Creative Connections & Client Communications
Counseling Insights July 31, 2007
An Excerpt from Noel Tyl’s Guide to Astrological Consultation, pages 62-64.Greater Expectations
From the outset, the time of making the appointment, the client will be accumulating impressions of the astrologer that should accumulatively reflect a strong professionalism. Personal presentation upon first meeting will augment this image. And within the first few sentences of discussion, the client will be startled and impressed with the depth at which the consultation is pitched.
As the consultation develops, the client will start to see patterns of behavior from earliest developmental times that more than likely will be coloring what is being brought to the table in the present, the issues of pressure, choice, threat that are of strategic concern. Adjustments are made through this recognition, through objectification, and through behavioral modification. Patterns can be changed.
Perhaps the coloring of the present in development has been met very well. The projection into the near future commands highly focused attention at the closing of the consultation, and discussion eases into projection of the now-familiar horoscope symbology for the months ahead.

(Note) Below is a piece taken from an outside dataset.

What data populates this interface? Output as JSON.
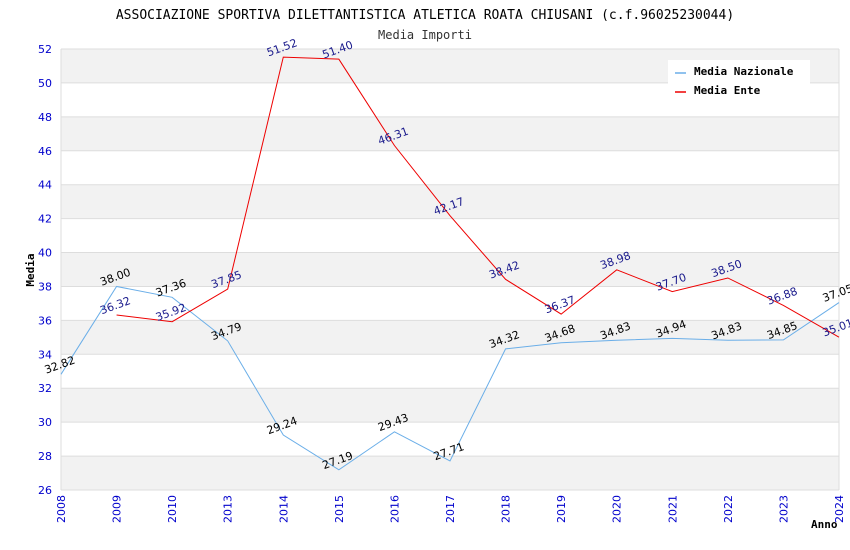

This is a moment of high analytical tension. The astrologer is fitting measurement guidelines into reality plans and hopes in the future. Does the sheer fact of talking about these projections with accumulated insight guarantee reality occurrence? The client would certainly like that to be so. Even with a transitory dismal projection, the client will feel forewarned, and therefore well armed. In retrospect, often, that kind of weathering-the-storm period will be viewed as an essential turning point, a clearing of the air, a new start forced into being.
The phrasing of things must be carefully chosen: talking about probabilities is highly recommended over projecting facts to come. Talking about what is reasonable is the sense that must prevail: it is reasonable that one’s father, battling lung cancer for six months already, may die in three months with the Pluto and Saturn measurements tied into the Midheaven of the client’s horoscope. The strategic questions become what will that death mean? How does one prepare for it in many different avenues of concern?
It is reasonable that a long-distance relocation (or even a shorter one outside the present school district) will challenge the family, with their three children, corresponding to the strong Uranus contacts with the husband’s Ascendant, involving the ruler of the Midheaven as well. His corporation has already broached the subject, and we see that reality suggested vividly in the horoscope portrait. It is a high-probability projection. What becomes extremely important is keeping peace within family progress, acknowledging the children’s school peer-group disruptions and shifts to a new location, timing the move for the summer months, finding rewards for the children at the new location, involving them with the reward potentials of the decision, etc.
It is reasonable that a woman’s affair will die out with the Saturn transit to her Sun/Moon midpoint, also involving the rulers of her 5th and 7th. But is she seeing the hidden message about the threat to her marriage as well? Of what is the affair a symptom in terms of the marriage? How can the marriage be strengthened as the affair dissolves? Is this being seen as well? The client may not be expecting these layers of significances tied to probable event development. The astrologer is broadening the spectrum of expectations within the astrological consultation.
But, uncannily often, after business strategy for an improved job situation or relocation plans or extended family reorganization or management of a problematic brother or sister situation, or a court case or an affair, etc. is illuminated and agreed to by the client and the astrologer --really big considerations—even greater expectations can raise their heads! This is natural: so much trust has been built up between client and astrologer that wishful thinking is now free to be heard, and, to one degree or another, what the astrologer has to say may just “make it so”!
The question most often heard in the midst of professional, geographic, or status change is, “Will I ever meet someone?” or “When will I meet someone?” This is a query from someone unmarried, having just broken up within a relationship (part of the larger change, clearly) or about to be divorced, afraid of transient insecurity, aloneness, or an extension of heretofore-protracted aloneness, seeking rescue. Rarely is resolution of change-strategies accompanied simultaneously with realization of romance, unless, of course, romance is at the core of the change.
The astrologer’s very good answer, judging from near unanimous agreement of clients when they think it out, is “I’d like to suggest, first things first. You are going to go through quite a change here, as we’ve seen. It’s possible. It’s probable; and we see that the change will probably stretch out over 8 months to be settled.
“What will probably be happening at the same time is that you will become quite a different person! Your values will probably change; your confidence level will change; your appreciation of yourself and your work in life will be greatly enhanced. You will be a different person and you will probably attract a different kind of relationship! You will probably leave behind those old ‘vibes’ and no longer attract the same kind of unproductive relationships that we’ve seen so often over the last twenty years. Maybe it’s best to wait for the changes now to take place and then see what the ‘new You’ starts to attract!”
This is stick-to-the-business-at-hand reasoning. It is supportive reasoning. It is an idea with which it is very comfortable to live. It tempers the (overly) extended expectations within the consultation.